EVER since Jurgen Klopp’s big news, there has been loads of talk about incentive — and it will be the same again on Sunday at the Emirates.
Well, I certainly won’t argue with those saying it plays a major part when Arsenal and Liverpool meet — just probably not in the way most think.
Because whatever the driving force there is to win the Premier League for Klopp in his last season — and I’ll come back to that — the motivation for Arsenal is even greater.
If the Gunners lose to the leaders, they really can forget about the title. They would be eight points behind Liverpool and the gap would be too large.
Even at this stage, they could forget about a serious challenge for another season.
See what I mean now about who has the biggest incentive?
Not that I actually go along with the idea that sending Klopp back to Germany as a title winner is the biggest motivation for anyone in the Liverpool dressing room in any case.
Take it from me, the players won’t be sitting around saying, ‘We’ve got to win it for the gaffer’ as much as people might think.
First, they will want to do it for themselves, believe me. For the club, the fans and the manager as well, for sure — but for themselves above everything else.
They were motivated to win the league at the start of the season and they won’t be any more so now Klopp’s announced he is off.
Plenty of great managers have left Liverpool before. Bill Shankly, Bob Paisley, Kenny Dalglish… and the story has always stayed the same. Titles, titles, titles.
So although the next man in has a difficult job, it is also a brilliant one. Managing one of the biggest clubs in the world but one that has been up there all season, not just now.
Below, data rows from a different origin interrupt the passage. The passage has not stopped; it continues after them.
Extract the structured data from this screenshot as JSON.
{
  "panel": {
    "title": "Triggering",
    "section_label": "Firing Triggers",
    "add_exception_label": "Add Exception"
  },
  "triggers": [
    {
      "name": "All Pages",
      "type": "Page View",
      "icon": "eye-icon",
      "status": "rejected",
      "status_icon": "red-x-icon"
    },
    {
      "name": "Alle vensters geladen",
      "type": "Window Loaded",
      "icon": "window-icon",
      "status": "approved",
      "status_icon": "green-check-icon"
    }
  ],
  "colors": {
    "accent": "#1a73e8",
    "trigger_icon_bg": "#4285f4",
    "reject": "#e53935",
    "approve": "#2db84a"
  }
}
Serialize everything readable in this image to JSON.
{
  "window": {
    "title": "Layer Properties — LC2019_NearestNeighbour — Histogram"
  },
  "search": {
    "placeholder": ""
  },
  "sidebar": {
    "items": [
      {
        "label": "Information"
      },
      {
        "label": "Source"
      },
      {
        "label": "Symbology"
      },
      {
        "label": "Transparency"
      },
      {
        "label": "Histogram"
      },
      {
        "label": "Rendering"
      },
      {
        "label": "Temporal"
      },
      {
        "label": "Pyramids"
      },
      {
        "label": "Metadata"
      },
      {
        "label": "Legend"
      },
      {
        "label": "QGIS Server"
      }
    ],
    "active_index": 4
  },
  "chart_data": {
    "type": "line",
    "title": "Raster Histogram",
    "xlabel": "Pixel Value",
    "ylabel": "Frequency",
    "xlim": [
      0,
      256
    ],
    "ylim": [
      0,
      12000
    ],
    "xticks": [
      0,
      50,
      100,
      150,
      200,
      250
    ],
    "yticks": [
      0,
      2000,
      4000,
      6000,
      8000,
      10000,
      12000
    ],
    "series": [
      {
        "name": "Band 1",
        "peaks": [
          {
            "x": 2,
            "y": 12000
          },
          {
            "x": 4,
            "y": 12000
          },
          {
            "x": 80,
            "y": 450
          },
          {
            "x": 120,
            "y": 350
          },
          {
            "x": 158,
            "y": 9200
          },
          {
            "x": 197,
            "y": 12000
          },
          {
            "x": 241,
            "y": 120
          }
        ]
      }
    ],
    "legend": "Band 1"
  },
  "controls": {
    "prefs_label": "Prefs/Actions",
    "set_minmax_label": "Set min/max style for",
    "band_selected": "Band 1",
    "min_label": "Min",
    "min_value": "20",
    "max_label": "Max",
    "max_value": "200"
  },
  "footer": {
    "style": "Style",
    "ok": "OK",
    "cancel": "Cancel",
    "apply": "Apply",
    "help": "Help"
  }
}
Klopp leaving means the start of another era. But whether it’s Xabi Alonso, Roberto De Zerbi or whoever, the story stays the same.
The main thing for the players is proving they should be part of it, because there are bound to be changes. If not, everyone would be saying it is still Klopp’s team.
That’s why I think people got the wrong end of the stick with what Virgil van Dijk meant when he said he didn’t know if he’d still be part of things next season.
There was no hidden message in his words. He genuinely didn’t, and doesn’t, know — any more than any of them do.
It certainly wasn’t a warning that he was about to go as well.
The new manager might come in and say, ‘I don’t fancy him’ or, ‘I want a player who can do something else’.
I understand the old ‘if it ain’t broke, don’t fix it’ brigade but one or two changes are definite, so every player will be determined to show it shouldn’t be them.
When you talk of an incentive at Anfield, that’s the greatest of all and there is no doubt Liverpool are in this race all the way to the finishing post.
But Arsenal are determined they’ll still be there come the final furlong, which means getting on Sunday.
I can just about see them edging it, even though I would not put my house on it. But it should be a cracker.
So how do the Gunners beat a team that gave Chelsea a going-over in midweek, although Mauricio Pochettino’s lot were as poor as Liverpool were brilliant?
Well, for me it will be down to the wide men, Bukayo Saka and Gabriel Martinelli, who can cause problems for anyone.
Whether Klopp goes with Andy Robertson and Trent Alexander-Arnold from the off is a key decision. Both have had a few minutes off the bench but are they fit enough to start?
It’s a huge call, as well as young Conor Bradley has done at right-back.
But it’s not just about Saka and Martinelli.
Martin Odegaard is a technically fantastic player and Arsenal are a lot stronger at the back these days.
I know Liverpool won at the Emirates in the FA Cup but they got battered that day and nicked it near the end.
Arsenal had a couple of setbacks against Fulham and West Ham but they’re a good team, believe me.
It wouldn’t surprise me if Klopp’s smile slipped a bit on Sunday afternoon.